Dans le Sud où il est plus urgent de construire des aéroports, le massif de la Hotte, mis à mal ces dernières décennies, est totalement oublié par les autorités publiques, selon le sénateur Francky Exius. Sur la côte sud, dans les piémonts du massif, les villes de Coteaux, de Chardonnière, de Les Anglais, de Port-à-Piment, régulièrement dévastées en période cyclonique, n'ont pas oublié. Pourtant, rien n'est fait en amont. Qu'est-ce qui peut être fait en amont quand on claque des millions pour réhabiliter des bassins versants qui ne sont pas réhabilités ? Pas grand-chose avec un ministère de l'Agriculture géronte, peu inspiré et truffé de capitalistes qui offrent du bonbon à la pluie pour faire leur beurre après chaque catastrophe. Pas grand-chose tant et aussi longtemps que le pays aura ce ministère de l'Environnement. 95 % du personnel concentré dans l'Ouest et moins de 2% du budget national dont la majorité allouée au fonctionnement.

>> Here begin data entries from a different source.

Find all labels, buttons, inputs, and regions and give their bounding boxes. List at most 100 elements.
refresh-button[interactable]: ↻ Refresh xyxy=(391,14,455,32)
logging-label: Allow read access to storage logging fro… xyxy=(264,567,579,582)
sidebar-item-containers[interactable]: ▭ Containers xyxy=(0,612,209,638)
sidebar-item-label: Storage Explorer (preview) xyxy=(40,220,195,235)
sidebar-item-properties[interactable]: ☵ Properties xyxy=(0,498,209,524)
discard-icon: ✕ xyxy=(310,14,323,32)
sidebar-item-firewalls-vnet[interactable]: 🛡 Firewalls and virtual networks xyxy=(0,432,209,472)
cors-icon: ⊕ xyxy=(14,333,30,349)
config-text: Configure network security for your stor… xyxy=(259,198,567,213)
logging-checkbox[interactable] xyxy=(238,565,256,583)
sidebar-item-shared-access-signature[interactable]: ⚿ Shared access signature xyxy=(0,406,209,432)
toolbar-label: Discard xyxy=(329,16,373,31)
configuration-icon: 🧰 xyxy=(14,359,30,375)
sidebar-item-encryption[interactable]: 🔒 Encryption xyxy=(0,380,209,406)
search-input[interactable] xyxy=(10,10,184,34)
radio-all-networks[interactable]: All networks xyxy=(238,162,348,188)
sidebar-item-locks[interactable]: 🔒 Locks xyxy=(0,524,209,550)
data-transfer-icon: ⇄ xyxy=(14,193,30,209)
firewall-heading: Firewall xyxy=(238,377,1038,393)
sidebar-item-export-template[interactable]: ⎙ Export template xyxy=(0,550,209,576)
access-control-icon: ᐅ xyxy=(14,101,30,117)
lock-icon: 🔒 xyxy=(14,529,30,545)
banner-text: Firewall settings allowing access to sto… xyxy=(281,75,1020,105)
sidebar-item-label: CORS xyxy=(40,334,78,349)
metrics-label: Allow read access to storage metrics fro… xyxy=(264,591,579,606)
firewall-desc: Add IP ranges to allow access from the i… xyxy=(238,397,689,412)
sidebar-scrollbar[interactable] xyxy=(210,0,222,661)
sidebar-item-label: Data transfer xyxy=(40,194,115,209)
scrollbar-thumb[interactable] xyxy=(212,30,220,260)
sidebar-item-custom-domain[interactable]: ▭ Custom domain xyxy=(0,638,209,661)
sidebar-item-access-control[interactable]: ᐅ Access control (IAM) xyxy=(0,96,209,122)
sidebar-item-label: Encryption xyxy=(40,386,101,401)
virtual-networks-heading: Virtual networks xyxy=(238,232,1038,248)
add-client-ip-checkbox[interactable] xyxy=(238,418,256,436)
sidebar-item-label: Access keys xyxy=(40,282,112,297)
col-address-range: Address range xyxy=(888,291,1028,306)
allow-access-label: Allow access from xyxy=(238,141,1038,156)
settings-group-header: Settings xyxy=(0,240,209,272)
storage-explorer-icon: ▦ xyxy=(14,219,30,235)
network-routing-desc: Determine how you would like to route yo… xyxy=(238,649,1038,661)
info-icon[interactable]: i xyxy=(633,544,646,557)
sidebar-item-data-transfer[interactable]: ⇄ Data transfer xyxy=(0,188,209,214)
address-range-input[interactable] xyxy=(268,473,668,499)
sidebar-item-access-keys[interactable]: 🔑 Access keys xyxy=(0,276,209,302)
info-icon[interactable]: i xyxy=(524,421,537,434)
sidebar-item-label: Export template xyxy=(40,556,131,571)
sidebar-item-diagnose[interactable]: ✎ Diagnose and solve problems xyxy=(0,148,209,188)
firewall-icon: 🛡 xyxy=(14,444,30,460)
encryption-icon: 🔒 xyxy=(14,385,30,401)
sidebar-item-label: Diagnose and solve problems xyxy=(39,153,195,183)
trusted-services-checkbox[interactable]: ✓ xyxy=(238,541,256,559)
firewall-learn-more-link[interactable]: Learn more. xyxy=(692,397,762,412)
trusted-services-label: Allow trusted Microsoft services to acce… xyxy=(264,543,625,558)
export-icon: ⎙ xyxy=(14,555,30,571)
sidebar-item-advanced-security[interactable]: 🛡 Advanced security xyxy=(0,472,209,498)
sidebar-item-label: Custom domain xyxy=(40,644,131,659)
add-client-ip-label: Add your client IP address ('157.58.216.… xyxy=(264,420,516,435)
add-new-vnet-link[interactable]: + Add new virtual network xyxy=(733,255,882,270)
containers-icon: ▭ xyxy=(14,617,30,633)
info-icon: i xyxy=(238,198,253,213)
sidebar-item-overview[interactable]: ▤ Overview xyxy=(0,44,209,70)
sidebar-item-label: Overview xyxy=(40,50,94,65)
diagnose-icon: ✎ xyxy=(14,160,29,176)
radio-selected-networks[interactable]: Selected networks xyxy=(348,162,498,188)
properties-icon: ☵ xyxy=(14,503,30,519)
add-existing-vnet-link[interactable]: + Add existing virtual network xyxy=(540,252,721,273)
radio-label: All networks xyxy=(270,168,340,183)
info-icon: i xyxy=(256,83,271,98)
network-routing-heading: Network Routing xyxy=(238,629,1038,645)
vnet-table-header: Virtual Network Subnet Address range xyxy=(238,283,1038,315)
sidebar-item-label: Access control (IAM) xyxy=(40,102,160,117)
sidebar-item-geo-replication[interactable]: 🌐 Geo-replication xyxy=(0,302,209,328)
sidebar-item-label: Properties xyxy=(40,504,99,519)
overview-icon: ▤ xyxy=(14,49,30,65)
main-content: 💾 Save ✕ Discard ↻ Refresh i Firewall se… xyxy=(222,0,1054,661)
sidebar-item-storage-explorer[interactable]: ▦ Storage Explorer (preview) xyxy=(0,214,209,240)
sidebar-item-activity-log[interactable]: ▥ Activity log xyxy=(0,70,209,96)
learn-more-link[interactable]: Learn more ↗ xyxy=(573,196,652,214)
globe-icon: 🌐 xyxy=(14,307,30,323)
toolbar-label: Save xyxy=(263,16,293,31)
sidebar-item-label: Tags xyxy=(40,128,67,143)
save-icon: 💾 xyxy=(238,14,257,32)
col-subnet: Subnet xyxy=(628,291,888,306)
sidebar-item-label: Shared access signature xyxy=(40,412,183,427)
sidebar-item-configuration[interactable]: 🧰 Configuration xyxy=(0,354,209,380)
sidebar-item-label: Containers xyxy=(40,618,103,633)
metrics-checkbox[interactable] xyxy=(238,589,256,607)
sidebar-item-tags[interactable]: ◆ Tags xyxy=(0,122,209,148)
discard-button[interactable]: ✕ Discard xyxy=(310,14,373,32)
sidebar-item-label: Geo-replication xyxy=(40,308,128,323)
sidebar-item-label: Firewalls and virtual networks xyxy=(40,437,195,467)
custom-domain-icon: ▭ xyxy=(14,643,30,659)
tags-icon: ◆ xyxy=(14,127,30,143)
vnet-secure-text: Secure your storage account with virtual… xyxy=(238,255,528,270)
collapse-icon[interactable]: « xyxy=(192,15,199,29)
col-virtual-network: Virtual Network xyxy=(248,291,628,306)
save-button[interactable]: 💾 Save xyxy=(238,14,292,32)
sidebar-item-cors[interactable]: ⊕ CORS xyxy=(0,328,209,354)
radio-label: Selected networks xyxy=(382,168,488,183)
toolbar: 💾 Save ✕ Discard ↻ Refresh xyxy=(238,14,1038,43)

Les interrogations sur les problèmes structurels peuvent s'étendre à l'infini. Et, dans ce beau pays où l'on fait semblant de croire qu'une aspirine finira par guérir un cancer en métastase avancée, d'autres questions se posent : est-ce que nous sommes sérieux ? Est-ce que nous sommes conscients que notre environnement non maîtrisé fait des cyclones un élément qui alimente le cycle de notre pauvreté ? Cette façon de faire n'est plus soutenable. Oui... mais, répondra un manitou du système. Car longtemps après la séance de questionnement du Premier ministre Laurent Lamothe, les problèmes de fond persisteront et le prochain budget n'aura pas des ressources pour effectuer les réformes indispensables en vue de poser les actions salutaires. En parlant de météo, au Centre national de météorologie, les équipements offerts en 2010 pour mieux affiner les previsions sont encore dans leurs boîtes. Et le technicien dominicain appelé à monter le système est monté aux cieux trouver St-Pierre, selon une source informée. En attendant, ici, la prochaine catastrophe frappera. Elle n'est pas Godot.